Пулемет на трубе молчит. Человек в бекеше теперь сам перевешивает руку через край трубы; тускло блещет у него в руке кусок вороненой стали. Андрей плотнее прижимается к стремянке, голова в пилотке уходит в плечи. Вокруг него на кирпиче появляются следы пуль, и его окутывает красноватой пылью.
Между тем он уже успел подняться по стремянке до середины трубы. Под дождем дочерна вымокла на нем рубаха. Но это, пожалуй, и к лучшему — не так жарко ему лезть на эту отвесную стену.
Человеку в бекеше очень мешает прицеливаться выступ трубы: ему приходится стрелять вслепую. Он побольше, теперь уже до половины туловища, перевешивается через край трубы, прищуривает глаз и выгибает широкую бровь, нащупав дулом голову в мокрой пилотке.
Он забылся и забыл, что на земле у Андрея остались товарищи. Один всего лишь выстрел и треснул внизу, одна вспорхнула стружка дыма.
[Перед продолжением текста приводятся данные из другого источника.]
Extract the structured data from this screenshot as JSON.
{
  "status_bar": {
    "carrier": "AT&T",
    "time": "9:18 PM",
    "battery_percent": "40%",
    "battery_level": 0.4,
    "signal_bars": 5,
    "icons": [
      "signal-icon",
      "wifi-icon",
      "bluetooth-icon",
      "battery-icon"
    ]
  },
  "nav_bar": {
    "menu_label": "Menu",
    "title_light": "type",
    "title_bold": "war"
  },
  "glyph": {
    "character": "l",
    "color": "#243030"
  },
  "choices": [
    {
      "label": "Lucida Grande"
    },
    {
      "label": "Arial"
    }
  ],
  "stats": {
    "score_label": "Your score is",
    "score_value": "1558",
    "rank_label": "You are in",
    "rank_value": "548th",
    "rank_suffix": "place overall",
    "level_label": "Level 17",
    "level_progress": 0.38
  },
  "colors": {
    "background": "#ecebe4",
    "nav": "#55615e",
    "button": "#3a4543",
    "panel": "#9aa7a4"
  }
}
Мимо плеча Андрея просверкнул, падая сверху из разжавшейся руки, кусок вороненой стали.
Нет, не в голову, а только в руку и сумел попасть стрелок с земли, но и за это ему спасибо! Зеленая бекеша с обвисшим багровым рукавом отпрянула от края трубы.
Скоро уже с краем трубы должна поравняться и голова Андрея. Он снял с шеи автомат и, сжимая его в одной руке, другой как-то ухитряется перебирать скобы. Теперь ему приходится лезть наверх боком.
Человек в бекеше с перебитой, висящей, как плеть, рукой мечется на решетке трубы, его мрачно-красивое лицо искажено яростью и страхом. И у нее на лице страх — у этой женщины в черном, но не за себя, а за своего единственного — своего сына, на которого она смотрит сейчас глазами, как у пойманной птицы.
У него какие-то желтые, золотистые точечки, кажется, скрещенные молоточки и ключи, поблескивают на петлицах его синей студенческой куртки. Ты, оказывается, учила его на инженера, мать а потом он вдруг очутился, непонятно как, здесь, у пулемета, и под властью этого человека. И теперь ты за него боишься — за своего первенца. Твои глаза испуганно и лихорадочно ищут, кто его может спасти, и с невысказанной надеждой останавливаются на лице этого мрачного друга твоего сына.
И ты все еще на него надеешься? Вспомни, разве тебе совсем незнаком этот человек? Так чего же ты еще хочешь от него дождаться?